3.4.1. Vector Field Analysis

To understand the internal dynamics of this field, we use two classic operators in vector analysis:

a) The divergence $\nabla \cdot F^{*}$

• Interpretation: Measures the net flow in or out of a given point in the field.

• Political significance: A positive divergence ($\nabla \cdot F^{*}>0$ ) indicates an area of expansion of tensions or reforms, a possible social “explosion” (e.g., citizen mobilization).

• Conversely, a negative divergence ($\nabla \cdot F^{*}<0$ ) indicates a withdrawal, blocking, or compression of the dynamics of change, often caused by censorship, fear, or misinformation.

b) The rotational $\nabla \times F^{*}$

• Interpretation: Measures the tendency of the field to rotate around a point, i.e. to generate cycles, recurrent tensions or instability loops.

• Political significance: A non-zero rotational reflects the presence of persistent internal conflicts, strategic misalignment or a chain of crises: contradictory decisions, ministerial instability, cyclical mobilization/repression, etc.

3.4.2. Influence of Entropy on Divergence and Rotational

The effect of the entropy $H\left(t,x\right)$ on the field $F^{*}$ is indirect but structuring:

• It reduces the intensity of social forces, but also modifies their geometry.

• By its heterogeneous nature in space (urban vs. rural areas, elites vs. populations), it distorts the structure of the field.

Thus, we can write:

$\nabla \times F^{*}=\nabla \times \left[\left(FF-RF\right)\left(1-\eta H\right)\right]$ (31)

These derivatives imply cross-terms: the gradients of $H\left(t,x\right)$ interact with those of $FF$ and $RF$ , producing areas of high structural instability.

We can thus say that the force field becomes a real diagnostic tool depending on whether:

• Its divergence makes it possible to identify areas of active culling or deep blockage.

• Its rotational makes it possible to detect political feedback loops, unresolved internal tensions, and cycles of instability.

The integration of entropy in this field makes it possible to mathematically represent the destructive role of the poor circulation of information, a key factor in the failure of many public policies.

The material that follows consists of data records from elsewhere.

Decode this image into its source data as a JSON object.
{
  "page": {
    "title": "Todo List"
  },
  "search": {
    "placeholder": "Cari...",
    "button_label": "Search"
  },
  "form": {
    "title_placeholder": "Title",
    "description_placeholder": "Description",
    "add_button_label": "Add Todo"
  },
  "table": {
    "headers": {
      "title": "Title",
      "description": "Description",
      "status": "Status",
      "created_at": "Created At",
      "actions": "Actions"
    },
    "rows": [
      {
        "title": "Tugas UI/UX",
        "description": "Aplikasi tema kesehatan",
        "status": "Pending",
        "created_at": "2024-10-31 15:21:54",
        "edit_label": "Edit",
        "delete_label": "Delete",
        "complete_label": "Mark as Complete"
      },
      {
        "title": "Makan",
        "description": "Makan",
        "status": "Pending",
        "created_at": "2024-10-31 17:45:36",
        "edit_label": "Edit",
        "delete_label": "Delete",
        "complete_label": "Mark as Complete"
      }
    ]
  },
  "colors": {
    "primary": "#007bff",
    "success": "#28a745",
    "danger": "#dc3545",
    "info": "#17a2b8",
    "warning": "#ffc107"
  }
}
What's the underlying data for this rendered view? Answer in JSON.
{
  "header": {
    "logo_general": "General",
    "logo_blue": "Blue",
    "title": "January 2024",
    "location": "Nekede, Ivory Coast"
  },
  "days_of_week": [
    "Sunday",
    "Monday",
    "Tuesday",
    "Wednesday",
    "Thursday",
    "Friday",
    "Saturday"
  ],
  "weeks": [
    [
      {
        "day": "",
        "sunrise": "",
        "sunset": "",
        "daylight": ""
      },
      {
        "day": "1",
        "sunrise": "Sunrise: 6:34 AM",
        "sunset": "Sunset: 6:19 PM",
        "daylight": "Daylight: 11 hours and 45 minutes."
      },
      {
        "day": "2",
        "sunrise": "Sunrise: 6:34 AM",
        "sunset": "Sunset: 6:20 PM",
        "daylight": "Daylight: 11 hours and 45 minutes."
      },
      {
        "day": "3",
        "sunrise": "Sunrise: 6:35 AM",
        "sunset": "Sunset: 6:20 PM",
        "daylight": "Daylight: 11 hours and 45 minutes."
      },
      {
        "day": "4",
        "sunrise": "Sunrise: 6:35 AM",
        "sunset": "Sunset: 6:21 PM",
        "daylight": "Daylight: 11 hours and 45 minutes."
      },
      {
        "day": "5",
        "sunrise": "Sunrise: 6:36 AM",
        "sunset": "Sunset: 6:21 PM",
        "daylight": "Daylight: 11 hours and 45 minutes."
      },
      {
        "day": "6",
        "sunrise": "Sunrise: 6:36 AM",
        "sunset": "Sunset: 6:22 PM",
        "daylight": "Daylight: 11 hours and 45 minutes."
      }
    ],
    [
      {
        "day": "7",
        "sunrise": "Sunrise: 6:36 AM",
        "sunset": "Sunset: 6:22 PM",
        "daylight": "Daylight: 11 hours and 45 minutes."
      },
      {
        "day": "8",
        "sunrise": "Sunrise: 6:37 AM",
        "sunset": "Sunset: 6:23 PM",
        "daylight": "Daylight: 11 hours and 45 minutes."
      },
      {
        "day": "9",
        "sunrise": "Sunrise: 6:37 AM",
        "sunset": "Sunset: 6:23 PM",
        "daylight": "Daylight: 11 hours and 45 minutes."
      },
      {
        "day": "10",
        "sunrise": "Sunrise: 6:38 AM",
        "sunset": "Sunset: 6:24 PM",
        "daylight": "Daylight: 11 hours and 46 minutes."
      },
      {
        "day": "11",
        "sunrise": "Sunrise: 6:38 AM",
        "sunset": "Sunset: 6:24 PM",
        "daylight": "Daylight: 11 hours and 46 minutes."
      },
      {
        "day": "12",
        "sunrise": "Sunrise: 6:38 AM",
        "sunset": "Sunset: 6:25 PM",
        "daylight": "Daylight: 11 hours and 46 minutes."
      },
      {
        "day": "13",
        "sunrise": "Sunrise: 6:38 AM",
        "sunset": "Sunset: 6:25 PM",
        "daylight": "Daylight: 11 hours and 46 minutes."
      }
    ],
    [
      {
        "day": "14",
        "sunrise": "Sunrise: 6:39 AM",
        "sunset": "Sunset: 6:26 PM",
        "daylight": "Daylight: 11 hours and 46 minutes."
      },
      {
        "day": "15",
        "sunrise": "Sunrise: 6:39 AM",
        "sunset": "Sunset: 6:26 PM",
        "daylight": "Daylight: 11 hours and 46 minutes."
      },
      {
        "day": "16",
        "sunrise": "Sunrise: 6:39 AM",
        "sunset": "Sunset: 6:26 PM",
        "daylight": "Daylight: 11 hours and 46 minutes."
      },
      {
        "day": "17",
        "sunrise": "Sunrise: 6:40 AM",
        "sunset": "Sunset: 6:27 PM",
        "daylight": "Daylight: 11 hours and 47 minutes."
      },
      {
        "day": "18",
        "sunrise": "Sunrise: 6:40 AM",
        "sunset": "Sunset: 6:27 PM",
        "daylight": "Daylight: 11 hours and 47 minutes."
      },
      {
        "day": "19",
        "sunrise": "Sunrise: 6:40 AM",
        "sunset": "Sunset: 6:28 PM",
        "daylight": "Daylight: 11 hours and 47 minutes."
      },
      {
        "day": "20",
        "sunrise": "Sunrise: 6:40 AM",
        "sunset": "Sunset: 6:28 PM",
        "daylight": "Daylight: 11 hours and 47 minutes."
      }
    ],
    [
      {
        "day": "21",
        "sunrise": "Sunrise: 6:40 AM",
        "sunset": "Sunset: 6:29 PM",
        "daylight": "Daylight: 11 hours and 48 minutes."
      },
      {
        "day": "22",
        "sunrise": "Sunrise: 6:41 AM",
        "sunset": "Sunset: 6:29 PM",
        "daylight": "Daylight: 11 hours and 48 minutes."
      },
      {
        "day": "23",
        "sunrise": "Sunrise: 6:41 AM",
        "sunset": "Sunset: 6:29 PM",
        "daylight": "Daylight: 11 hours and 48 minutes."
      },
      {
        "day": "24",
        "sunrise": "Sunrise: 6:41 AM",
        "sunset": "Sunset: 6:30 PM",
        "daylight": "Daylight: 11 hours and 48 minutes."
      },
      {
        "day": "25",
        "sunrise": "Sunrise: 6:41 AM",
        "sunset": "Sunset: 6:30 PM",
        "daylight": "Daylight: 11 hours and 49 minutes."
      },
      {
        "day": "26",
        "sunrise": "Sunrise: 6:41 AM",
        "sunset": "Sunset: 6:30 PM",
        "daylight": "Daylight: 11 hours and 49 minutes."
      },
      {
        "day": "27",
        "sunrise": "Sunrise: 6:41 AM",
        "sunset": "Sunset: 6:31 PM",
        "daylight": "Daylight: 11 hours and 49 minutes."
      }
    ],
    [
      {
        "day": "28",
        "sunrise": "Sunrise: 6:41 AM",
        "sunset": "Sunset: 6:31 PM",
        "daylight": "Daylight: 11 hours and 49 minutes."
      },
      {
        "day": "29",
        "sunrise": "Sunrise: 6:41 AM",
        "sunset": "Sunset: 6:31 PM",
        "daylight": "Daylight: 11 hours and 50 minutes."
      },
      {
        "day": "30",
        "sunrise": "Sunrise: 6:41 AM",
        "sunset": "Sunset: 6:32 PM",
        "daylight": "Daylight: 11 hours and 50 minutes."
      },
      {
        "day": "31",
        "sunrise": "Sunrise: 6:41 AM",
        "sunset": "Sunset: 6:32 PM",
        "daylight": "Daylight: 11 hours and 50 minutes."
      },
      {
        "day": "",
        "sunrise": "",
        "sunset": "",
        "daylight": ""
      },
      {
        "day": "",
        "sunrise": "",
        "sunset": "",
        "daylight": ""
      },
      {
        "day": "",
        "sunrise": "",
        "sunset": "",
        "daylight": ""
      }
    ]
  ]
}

4. Qualitative Analysis of the System

We can comprehend how variables interact in space and time, as well as the circumstances in which the collective behavior $B\left(t,x\right)$ might tend towards a stable, unstable, or chaotic state, by studying the system qualitatively. Here, we differentiate between a number of scenarios based on the equation’s structure (hyperbolic or parabolic), entropy levels, and force imbalance.

4.1. Stability of Collective Behaviour

When the development of collective behavior stabilizes in the face of external disturbances, or when $B\left(t,x\right)$ converges to a stationary solution over time, the system is said to be stable.

Stability Conditions:

• Low entropy $H\left(t,x\right)\to 0$

• Balanced Social Forces: $FF\approx RF$ ,

• Low divergence $\nabla \cdot F\approx 0$

• Low rotational $\nabla \times F\approx 0$

In this case, the parabolic PDE acts as a dissipative system, gradually leading to an equilibrium, often slow, but globally convergent

4.2. Instability and Collapse of the System

On the other hand, unstable behaviour occurs when $B\left(t,x\right)$ diverges in certain regions of space or exhibits oscillations that are not damped over time, often under the effect of strong or persistent perturbations.

Conditions of instability:

• High entropy $H\left(t,x\right)\gg 0$

• Strong imbalance between $FF$ and $RF$

• Strong positive or negative divergence $\left|\nabla \cdot F \right|\gg 0$

• Significant rotational: $\nabla \times F\ne 0$ , revealing a persistent conflictual structuring

In this case, the parabolic model becomes insufficient to capture complex dynamics. The transition to a hyperbolic model is necessary to represent the phenomena of crisis, rupture or rapid collapse.

5. Numerical Analysis

This article’s theoretical examination provides the groundwork for a thorough numerical investigation of the system. In fact, without thorough numerical simulation, the complexity of the relationships among the variable’s leadership, social forces, collective behavior, and informational entropy cannot be completely utilized.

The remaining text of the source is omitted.